It was a very cold day. How cold was it? When I tossed a pitcher of water up into the air from our Minneapolis front door a couple of weeks ago, fireworks of ice crystals instantly appeared and exploded in all directions. I braved opening the door again because I couldn't resist blowing multitudes of soap bubbles to observe flash-frozen icy spheres dance as they descended and bounced on the ground.
We were frozen in our tracks as the polar vortex shut us down, giving our loyal mail carrier a day off and closing schools.
"No outdoor play" recommendations because of dangerous wind chill had parents scrambling for indoor ideas. Letting children create on a free day was the mantra of a friend who cared for two school-age girls. While one did an "alphabet search," hunting for objects around the house beginning with letters A-Z and photographing them with grandma's cellphone, the other went online to Target's website to pretend shop by jotting "purchases" on a sheet of paper, the challenge to "spend" less than $50.
A preschool teacher said her grandkids enjoyed creative thinking by making up clever activities based on nursery rhymes. For example, before preparing hard-boiled eggs for lunch, they recited "Humpty Dumpty" and came up with ways to protect him (bubble wrap!) from cracking on a "fall" from a shelf.
While you're not likely to get the brutally cold slap in the face we experienced, there are still stormy and rainy days that will keep your kids inside in the weeks ahead.
Here are three more fun indoor activities:
Be weather watchers. Check the weather online and in this newspaper. What are the conditions in another state or country where your friends and relatives live? Older kids can be reporters in a pretend weather center. One can be on location (by a window) while the other is in a mock "studio." What's the weekend prediction?
Get moving!

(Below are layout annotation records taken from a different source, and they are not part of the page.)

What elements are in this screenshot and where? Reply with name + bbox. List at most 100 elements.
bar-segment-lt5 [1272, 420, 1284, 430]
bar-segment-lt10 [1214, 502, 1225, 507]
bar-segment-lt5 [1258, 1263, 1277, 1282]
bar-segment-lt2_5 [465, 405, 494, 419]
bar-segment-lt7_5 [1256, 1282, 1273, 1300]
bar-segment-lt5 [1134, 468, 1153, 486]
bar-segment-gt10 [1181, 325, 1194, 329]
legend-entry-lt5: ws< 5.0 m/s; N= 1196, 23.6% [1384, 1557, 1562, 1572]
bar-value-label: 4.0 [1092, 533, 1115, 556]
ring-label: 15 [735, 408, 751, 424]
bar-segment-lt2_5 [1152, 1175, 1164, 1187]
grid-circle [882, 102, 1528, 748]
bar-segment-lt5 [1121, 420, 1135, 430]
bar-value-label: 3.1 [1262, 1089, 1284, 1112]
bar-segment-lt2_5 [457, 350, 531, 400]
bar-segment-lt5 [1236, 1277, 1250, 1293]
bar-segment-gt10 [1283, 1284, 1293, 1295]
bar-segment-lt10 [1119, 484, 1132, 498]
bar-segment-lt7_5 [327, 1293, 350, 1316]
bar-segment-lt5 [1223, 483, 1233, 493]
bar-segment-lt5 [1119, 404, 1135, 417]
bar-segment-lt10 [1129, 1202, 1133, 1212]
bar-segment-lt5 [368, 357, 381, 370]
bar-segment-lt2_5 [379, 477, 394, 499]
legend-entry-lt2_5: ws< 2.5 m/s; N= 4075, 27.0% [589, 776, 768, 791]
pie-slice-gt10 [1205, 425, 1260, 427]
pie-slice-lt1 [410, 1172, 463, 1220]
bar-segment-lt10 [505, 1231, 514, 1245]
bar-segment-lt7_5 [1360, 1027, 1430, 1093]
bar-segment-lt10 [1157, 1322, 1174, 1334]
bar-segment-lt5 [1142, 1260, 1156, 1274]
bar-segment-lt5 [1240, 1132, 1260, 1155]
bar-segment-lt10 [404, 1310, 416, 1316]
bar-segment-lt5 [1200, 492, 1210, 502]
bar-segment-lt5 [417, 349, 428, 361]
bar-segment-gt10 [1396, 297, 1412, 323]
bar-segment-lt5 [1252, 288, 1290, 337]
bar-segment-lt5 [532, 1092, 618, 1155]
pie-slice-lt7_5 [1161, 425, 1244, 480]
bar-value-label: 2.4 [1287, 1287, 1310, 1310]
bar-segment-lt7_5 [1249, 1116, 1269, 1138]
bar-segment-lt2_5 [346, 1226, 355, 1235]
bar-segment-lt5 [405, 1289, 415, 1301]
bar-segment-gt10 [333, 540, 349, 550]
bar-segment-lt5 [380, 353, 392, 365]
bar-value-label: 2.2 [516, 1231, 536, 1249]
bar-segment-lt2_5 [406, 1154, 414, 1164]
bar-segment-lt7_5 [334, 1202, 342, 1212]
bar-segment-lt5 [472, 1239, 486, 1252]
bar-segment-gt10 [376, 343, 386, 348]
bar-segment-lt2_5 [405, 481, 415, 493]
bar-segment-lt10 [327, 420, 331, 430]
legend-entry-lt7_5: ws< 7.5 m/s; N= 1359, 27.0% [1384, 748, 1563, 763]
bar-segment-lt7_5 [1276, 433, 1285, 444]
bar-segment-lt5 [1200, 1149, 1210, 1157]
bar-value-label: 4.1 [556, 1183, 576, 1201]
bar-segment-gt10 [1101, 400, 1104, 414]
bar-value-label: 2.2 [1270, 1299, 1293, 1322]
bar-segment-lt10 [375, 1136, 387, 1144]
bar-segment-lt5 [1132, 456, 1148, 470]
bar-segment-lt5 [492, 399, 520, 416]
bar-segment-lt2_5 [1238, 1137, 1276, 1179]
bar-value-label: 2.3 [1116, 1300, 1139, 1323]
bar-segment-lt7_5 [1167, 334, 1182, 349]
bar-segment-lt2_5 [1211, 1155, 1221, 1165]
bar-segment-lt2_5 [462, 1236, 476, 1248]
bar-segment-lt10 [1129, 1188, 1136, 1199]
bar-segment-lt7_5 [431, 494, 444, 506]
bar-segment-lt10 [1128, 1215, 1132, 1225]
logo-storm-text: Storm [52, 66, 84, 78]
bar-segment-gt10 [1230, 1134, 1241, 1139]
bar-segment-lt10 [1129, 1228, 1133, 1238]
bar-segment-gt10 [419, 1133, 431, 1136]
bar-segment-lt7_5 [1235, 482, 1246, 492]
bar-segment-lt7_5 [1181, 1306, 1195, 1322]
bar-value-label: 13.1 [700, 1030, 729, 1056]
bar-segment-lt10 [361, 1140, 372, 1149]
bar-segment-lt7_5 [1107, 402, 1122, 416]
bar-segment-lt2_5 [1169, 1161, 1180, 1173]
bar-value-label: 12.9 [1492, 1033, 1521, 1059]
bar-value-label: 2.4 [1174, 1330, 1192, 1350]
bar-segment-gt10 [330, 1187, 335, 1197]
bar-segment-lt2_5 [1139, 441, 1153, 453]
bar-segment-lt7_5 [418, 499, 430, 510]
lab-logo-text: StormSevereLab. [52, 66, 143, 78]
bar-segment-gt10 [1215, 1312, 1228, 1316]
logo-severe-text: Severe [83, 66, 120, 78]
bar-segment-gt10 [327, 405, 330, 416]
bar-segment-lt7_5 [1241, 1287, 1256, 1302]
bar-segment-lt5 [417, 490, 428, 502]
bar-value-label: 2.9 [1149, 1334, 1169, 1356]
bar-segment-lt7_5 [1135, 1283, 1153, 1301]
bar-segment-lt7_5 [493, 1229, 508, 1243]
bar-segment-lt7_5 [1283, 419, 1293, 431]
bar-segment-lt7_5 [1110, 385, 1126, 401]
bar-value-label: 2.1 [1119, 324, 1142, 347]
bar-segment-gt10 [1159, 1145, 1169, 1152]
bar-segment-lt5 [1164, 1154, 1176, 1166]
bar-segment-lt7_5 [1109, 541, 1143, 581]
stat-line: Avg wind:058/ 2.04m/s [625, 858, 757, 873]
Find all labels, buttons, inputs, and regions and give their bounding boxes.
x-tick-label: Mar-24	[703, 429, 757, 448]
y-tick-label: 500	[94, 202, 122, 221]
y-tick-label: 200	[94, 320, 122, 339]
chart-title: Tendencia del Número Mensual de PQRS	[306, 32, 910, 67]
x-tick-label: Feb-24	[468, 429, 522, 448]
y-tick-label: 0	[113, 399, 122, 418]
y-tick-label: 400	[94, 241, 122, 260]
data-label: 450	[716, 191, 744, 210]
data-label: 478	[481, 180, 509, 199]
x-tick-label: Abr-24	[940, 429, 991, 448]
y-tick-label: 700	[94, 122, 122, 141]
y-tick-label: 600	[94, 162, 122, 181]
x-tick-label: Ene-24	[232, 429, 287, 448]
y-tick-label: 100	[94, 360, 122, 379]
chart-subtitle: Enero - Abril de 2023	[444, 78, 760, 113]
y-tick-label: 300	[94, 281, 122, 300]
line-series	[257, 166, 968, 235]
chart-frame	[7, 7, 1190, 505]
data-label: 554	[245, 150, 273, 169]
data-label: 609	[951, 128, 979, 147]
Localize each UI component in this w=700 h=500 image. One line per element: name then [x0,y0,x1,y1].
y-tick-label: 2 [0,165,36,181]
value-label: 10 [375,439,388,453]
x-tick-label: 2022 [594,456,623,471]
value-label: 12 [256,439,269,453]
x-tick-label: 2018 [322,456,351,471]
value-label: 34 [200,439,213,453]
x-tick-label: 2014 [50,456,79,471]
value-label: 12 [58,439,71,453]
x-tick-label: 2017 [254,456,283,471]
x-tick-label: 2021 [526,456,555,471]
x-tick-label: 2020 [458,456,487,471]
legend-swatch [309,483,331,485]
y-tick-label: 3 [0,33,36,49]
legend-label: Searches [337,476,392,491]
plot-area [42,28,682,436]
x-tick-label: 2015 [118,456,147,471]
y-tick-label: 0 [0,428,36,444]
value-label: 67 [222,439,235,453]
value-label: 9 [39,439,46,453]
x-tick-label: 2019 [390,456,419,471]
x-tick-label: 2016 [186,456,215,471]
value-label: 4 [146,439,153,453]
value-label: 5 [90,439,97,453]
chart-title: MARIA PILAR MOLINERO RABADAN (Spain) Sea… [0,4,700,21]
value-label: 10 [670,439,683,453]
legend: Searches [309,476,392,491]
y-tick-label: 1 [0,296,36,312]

Physical activity is a fun and natural part of life. Challenge kids to come up with an exercise routine to their favorite music. Be their student and let them teach the moves to you.
Tell stories. Cut out a picture from this paper, or use a printed photo from your last vacation. Encourage your child to tell a story, real or imagined, about it. Start by saying where it occurred, when it happened and what the character was doing. If your child gets stuck, encourage her by asking "And then what happened?